Nicolas Hulot a reçu ce jeudi soir Ruth Elkrief et une équipe de BFMTV dans son bureau, au ministère. Le ministre de la Transition écologique et solidaire a assuré ne pas être "fou de joie" par l'abandon du projet d'aéroport à Notre-Dame-des-Landes (NDDL). "L'enjeu que je porte est bien au-delà de cela, et je ne suis pas en quête de trophées". Et a indiqué ne pas être heureux à la tête de son ministère, il faudrait selon lui être "cynique" et "ignorant" pour cela.

"Peut-être qu'un jour je serai satisfait"

"Peut-être qu'un jour je serai satisfait si sur trois ou quatre domaines j'ai créé les conditions d'une transition irréversible comprise et acceptée par les citoyens."

Emmanuel Macron avait évoqué au mois de décembre les inquiétudes de l'ancien journaliste, assurant qu'il n'était "jamais satisfait". Nicolas Hulot a reconnu être "un peu inquiet" mais a assuré que c'était "bien pour cela" qu'il s'engageait en faveur de l'environnement depuis trente ans. "Si je pensais que nous avions perdu notre destin, que nous ne l'avions plus en mains, je ne serais pas dans ce ministère".

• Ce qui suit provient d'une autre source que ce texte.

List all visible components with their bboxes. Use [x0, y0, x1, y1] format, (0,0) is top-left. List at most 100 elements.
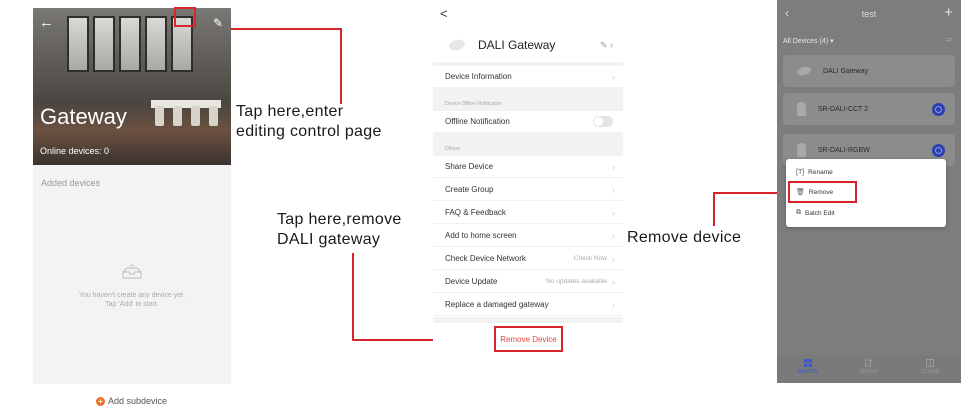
- empty-state-line-2: Tap 'Add' to start.: [105, 301, 159, 308]
- gateway-hero-image: [33, 8, 231, 165]
- gateway-screen: ← ✎ Gateway Online devices: 0 Added devi…: [33, 8, 231, 384]
- scene-icon: [926, 359, 935, 367]
- chevron-right-icon: ›: [612, 161, 615, 172]
- menu-item-label: Batch Edit: [805, 209, 835, 217]
- tab-label: DEVICE: [797, 369, 818, 375]
- callout-line: [340, 28, 342, 104]
- row-label: Offline Notification: [445, 117, 510, 126]
- row-label: FAQ & Feedback: [445, 208, 506, 217]
- add-subdevice-button[interactable]: + Add subdevice: [96, 396, 167, 406]
- row-label: Replace a damaged gateway: [445, 300, 549, 309]
- replace-gateway-row[interactable]: Replace a damaged gateway ›: [433, 294, 623, 316]
- empty-state-line-1: You haven't create any device yet.: [78, 292, 186, 299]
- callout-line: [231, 28, 342, 30]
- bottom-tab-bar: DEVICE GROUP SCENE: [777, 355, 961, 383]
- edit-name-icon[interactable]: ✎ ›: [600, 40, 613, 51]
- gateway-device-icon: [447, 38, 467, 52]
- back-chevron-icon[interactable]: <: [440, 6, 448, 21]
- tab-group[interactable]: GROUP: [849, 355, 889, 383]
- update-status-value: No updates available: [546, 278, 607, 285]
- rename-icon: [T]: [796, 169, 805, 176]
- device-update-row[interactable]: Device Update No updates available ›: [433, 271, 623, 293]
- batch-edit-icon: ⧉: [796, 209, 801, 216]
- row-label: Add to home screen: [445, 231, 517, 240]
- add-subdevice-label: Add subdevice: [108, 396, 168, 406]
- device-header[interactable]: DALI Gateway ✎ ›: [433, 28, 623, 62]
- sort-icon[interactable]: ⇄: [946, 36, 952, 44]
- pencil-icon[interactable]: ✎: [213, 16, 223, 30]
- window-pane: [93, 16, 115, 72]
- add-icon[interactable]: +: [944, 4, 953, 21]
- filter-label: All Devices (4): [783, 38, 829, 45]
- remove-device-button[interactable]: Remove Device: [494, 326, 563, 352]
- group-icon: [864, 359, 873, 367]
- window-pane: [145, 16, 167, 72]
- bulb-icon: [797, 102, 806, 116]
- edit-highlight-box: [174, 7, 196, 27]
- add-home-screen-row[interactable]: Add to home screen ›: [433, 225, 623, 247]
- grid-icon: [803, 359, 812, 367]
- row-label: Device Information: [445, 72, 512, 81]
- remove-annotation-line-2: DALI gateway: [277, 231, 381, 248]
- others-section-header: Others: [433, 133, 623, 156]
- device-name: DALI Gateway: [478, 38, 556, 52]
- chair: [191, 106, 200, 126]
- home-title: test: [861, 9, 877, 19]
- faq-feedback-row[interactable]: FAQ & Feedback ›: [433, 202, 623, 224]
- chevron-right-icon: ›: [612, 276, 615, 287]
- section-spacer: [433, 317, 623, 323]
- power-button[interactable]: [932, 143, 945, 157]
- chevron-right-icon: ›: [612, 207, 615, 218]
- device-card-name: SR-DALI-CCT 2: [818, 105, 869, 113]
- empty-box-icon: [122, 264, 142, 279]
- power-button[interactable]: [932, 102, 945, 116]
- tab-device[interactable]: DEVICE: [788, 355, 828, 383]
- gateway-device-icon: [796, 65, 812, 77]
- back-arrow-icon[interactable]: ←: [39, 14, 54, 31]
- offline-notification-toggle[interactable]: [593, 116, 613, 127]
- remove-highlight-box: [788, 181, 857, 203]
- check-now-value: Check Now: [573, 255, 607, 262]
- tab-label: SCENE: [920, 369, 940, 375]
- chair: [155, 106, 164, 126]
- window-pane: [119, 16, 141, 72]
- device-card-name: SR-DALI-RGBW: [818, 146, 870, 154]
- callout-line: [352, 253, 354, 341]
- rename-menu-item[interactable]: [T] Rename: [796, 169, 833, 176]
- create-group-row[interactable]: Create Group ›: [433, 179, 623, 201]
- chevron-right-icon: ›: [612, 299, 615, 310]
- device-card[interactable]: DALI Gateway: [783, 55, 955, 87]
- online-devices-count: Online devices: 0: [40, 146, 110, 156]
- chevron-right-icon: ›: [612, 184, 615, 195]
- tab-scene[interactable]: SCENE: [910, 355, 950, 383]
- row-label: Share Device: [445, 162, 494, 171]
- row-label: Check Device Network: [445, 254, 526, 263]
- plus-circle-icon: +: [96, 396, 105, 406]
- window-pane: [67, 16, 89, 72]
- batch-edit-menu-item[interactable]: ⧉ Batch Edit: [796, 209, 835, 217]
- callout-line: [713, 192, 715, 226]
- device-card[interactable]: SR-DALI-CCT 2: [783, 93, 955, 125]
- device-settings-screen: < DALI Gateway ✎ › Device Information › D…: [433, 0, 623, 355]
- check-network-row[interactable]: Check Device Network Check Now ›: [433, 248, 623, 270]
- remove-device-annotation: Remove device: [627, 229, 742, 246]
- tab-label: GROUP: [858, 369, 880, 375]
- chevron-right-icon: ›: [612, 71, 615, 82]
- chevron-down-icon: ▾: [830, 38, 834, 45]
- chevron-right-icon: ›: [612, 230, 615, 241]
- device-filter-dropdown[interactable]: All Devices (4) ▾: [783, 37, 834, 45]
- chevron-right-icon: ›: [612, 253, 615, 264]
- device-card-name: DALI Gateway: [823, 67, 869, 75]
- chair: [173, 106, 182, 126]
- row-label: Create Group: [445, 185, 494, 194]
- chair: [209, 106, 218, 126]
- row-label: Device Update: [445, 277, 498, 286]
- device-information-row[interactable]: Device Information ›: [433, 66, 623, 88]
- share-device-row[interactable]: Share Device ›: [433, 156, 623, 178]
- gateway-title: Gateway: [40, 104, 127, 129]
- menu-item-label: Rename: [808, 169, 833, 176]
- offline-notification-row: Offline Notification: [433, 111, 623, 133]
- edit-annotation-line-1: Tap here,enter: [236, 103, 344, 120]
- edit-annotation-line-2: editing control page: [236, 123, 382, 140]
- bulb-icon: [797, 143, 806, 157]
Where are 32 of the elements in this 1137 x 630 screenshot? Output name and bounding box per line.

"Je suis inquiet parce que je suis conscient que les années que nous avons devant nous, pour la France et surtout pour le monde, sont déterminantes pour l'irréversibilité d'un certain nombre de phénomènes que l'on essaie d'endiguer et qui peuvent plonger l'ensemble de l'humanité dans un chaos terrible."

Des relations "rationnelles" avec Emmanuel Macron

Se comporte-t-il en star capricieuse? La démission de Nicolas Hulot a été évoquée à plusieurs reprises, notamment dans le cadre de l'épineux dossier NDDL. Il avait également été absent lors de la clôture des états généraux de l'alimentation au mois de décembre. L'ancien animateur de télévision a répondu: "Non, franchement, j'espère que non, ce serait tragique pour moi". 

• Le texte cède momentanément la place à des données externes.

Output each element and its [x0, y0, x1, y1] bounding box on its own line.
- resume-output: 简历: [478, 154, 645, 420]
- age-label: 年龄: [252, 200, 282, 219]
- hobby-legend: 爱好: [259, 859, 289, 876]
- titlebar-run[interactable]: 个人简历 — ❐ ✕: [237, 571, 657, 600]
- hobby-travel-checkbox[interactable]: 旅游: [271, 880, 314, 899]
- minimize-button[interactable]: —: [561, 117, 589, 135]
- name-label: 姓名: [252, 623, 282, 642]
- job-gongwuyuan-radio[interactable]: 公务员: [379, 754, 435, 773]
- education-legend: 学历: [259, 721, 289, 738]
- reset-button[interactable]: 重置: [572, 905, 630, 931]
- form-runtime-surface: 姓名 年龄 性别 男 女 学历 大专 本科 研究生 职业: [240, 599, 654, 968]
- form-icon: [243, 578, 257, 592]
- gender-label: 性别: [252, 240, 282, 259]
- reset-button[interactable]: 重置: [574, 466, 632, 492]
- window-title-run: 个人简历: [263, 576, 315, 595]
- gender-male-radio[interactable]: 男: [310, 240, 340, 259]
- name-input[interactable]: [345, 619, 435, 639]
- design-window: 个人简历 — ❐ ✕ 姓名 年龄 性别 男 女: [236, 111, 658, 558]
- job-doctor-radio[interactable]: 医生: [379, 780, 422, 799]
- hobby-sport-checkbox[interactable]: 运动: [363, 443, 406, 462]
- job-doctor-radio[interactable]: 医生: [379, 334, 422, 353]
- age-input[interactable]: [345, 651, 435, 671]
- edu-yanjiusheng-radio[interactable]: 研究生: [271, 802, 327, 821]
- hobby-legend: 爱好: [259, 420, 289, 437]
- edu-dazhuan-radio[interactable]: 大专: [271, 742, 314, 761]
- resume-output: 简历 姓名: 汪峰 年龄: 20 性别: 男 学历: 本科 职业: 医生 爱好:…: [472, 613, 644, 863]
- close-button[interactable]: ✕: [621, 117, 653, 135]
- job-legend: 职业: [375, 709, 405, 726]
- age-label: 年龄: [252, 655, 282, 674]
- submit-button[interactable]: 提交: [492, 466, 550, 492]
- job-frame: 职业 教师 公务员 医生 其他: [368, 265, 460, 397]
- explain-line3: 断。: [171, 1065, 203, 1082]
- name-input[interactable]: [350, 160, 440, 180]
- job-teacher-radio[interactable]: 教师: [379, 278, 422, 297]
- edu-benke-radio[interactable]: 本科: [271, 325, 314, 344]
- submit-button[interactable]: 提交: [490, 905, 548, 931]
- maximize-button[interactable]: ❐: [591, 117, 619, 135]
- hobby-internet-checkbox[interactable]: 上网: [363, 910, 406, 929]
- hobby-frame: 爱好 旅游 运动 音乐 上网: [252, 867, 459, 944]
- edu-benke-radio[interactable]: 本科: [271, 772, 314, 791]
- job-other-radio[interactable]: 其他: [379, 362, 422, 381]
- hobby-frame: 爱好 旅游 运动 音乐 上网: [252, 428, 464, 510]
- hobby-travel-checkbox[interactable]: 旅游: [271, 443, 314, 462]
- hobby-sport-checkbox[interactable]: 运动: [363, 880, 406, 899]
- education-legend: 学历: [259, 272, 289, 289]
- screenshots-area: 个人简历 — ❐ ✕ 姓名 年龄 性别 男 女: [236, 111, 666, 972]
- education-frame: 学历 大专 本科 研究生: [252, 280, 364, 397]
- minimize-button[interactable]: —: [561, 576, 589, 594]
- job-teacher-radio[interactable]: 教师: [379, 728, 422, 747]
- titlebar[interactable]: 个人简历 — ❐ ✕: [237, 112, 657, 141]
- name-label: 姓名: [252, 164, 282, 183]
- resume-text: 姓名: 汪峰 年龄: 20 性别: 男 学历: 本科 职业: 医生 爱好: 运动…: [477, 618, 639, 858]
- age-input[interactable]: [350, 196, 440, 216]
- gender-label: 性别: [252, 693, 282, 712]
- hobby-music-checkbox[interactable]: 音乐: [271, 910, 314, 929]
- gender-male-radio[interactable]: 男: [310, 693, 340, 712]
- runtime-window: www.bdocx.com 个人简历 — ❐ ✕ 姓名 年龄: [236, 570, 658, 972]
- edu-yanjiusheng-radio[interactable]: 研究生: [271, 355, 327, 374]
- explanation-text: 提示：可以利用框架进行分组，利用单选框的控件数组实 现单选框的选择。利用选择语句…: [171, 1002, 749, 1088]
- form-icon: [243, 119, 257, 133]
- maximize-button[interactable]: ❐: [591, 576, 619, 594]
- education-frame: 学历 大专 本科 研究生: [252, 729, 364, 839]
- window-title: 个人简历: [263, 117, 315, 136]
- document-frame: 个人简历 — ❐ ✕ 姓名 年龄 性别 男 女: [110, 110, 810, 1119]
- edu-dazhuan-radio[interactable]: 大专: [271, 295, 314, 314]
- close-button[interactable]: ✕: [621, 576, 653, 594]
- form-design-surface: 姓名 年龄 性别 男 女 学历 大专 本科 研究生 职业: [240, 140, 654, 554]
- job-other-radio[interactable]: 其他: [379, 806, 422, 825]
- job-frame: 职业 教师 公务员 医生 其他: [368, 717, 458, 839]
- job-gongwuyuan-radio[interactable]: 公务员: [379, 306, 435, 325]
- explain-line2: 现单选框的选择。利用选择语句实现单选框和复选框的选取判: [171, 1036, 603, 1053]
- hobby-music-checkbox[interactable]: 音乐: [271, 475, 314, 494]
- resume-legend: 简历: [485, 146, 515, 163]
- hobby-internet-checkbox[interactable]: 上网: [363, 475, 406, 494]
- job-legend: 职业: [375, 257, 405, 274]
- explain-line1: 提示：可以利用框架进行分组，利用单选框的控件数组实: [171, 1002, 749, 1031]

Quant aux relations qu'il entretient avec le président de la République et le Premier ministre, elles sont, selon lui, "rationnelles". "Des dialogues, des échanges où chacun fait un pas vers l'autre". Et a certifié que ça ne lui arrivait "pas du tout d'aller chez Edouard Philippe ou chez Emmanuel Macron" et de taper du poing sur la table. "C'est un fantasme parisien qui a couru." 

"Dans ce gouvernement, on essaie les uns et les autres de partager une vision en s'appuyant sur l'expérience, le regard, la complémentarité de chaque ministre."

"C'est mon ultime expérience publique"

Accusé de ne pas avoir démissionné parce qu'il aimerait trop la lumière, Nicolas Hulot a répondu que "quand on se tient dans la lumière, il faut absolument se tenir à l'écart de tout ce que l'on dit sur vous parce que je ne me reconnais jamais ni dans les critiques ni dans les compliments".

"J'aurai un plaisir monstrueux à retourner dans l'ombre, a-t-il confié. Si un jour, je dois quitter cette fonction, je peux vous dire que c'est mon ultime expérience publique. Après, je m'occuperai de mes enfants, de ma famille, de mes amis et accessoirement un petit peu de moi-même."

Le ministre de la Transition écologique et solidaire a également reconnu que le "poids des responsabilités" était "lourd". Parce que sa mission en faveur de l'environnement "se fait toujours dans une forme d'urgence, une intensité, une complexité (...) Je dois essayer de combiner deux échelles de temps. Tenir compte des souffrances du court terme sans sacrifier le long terme".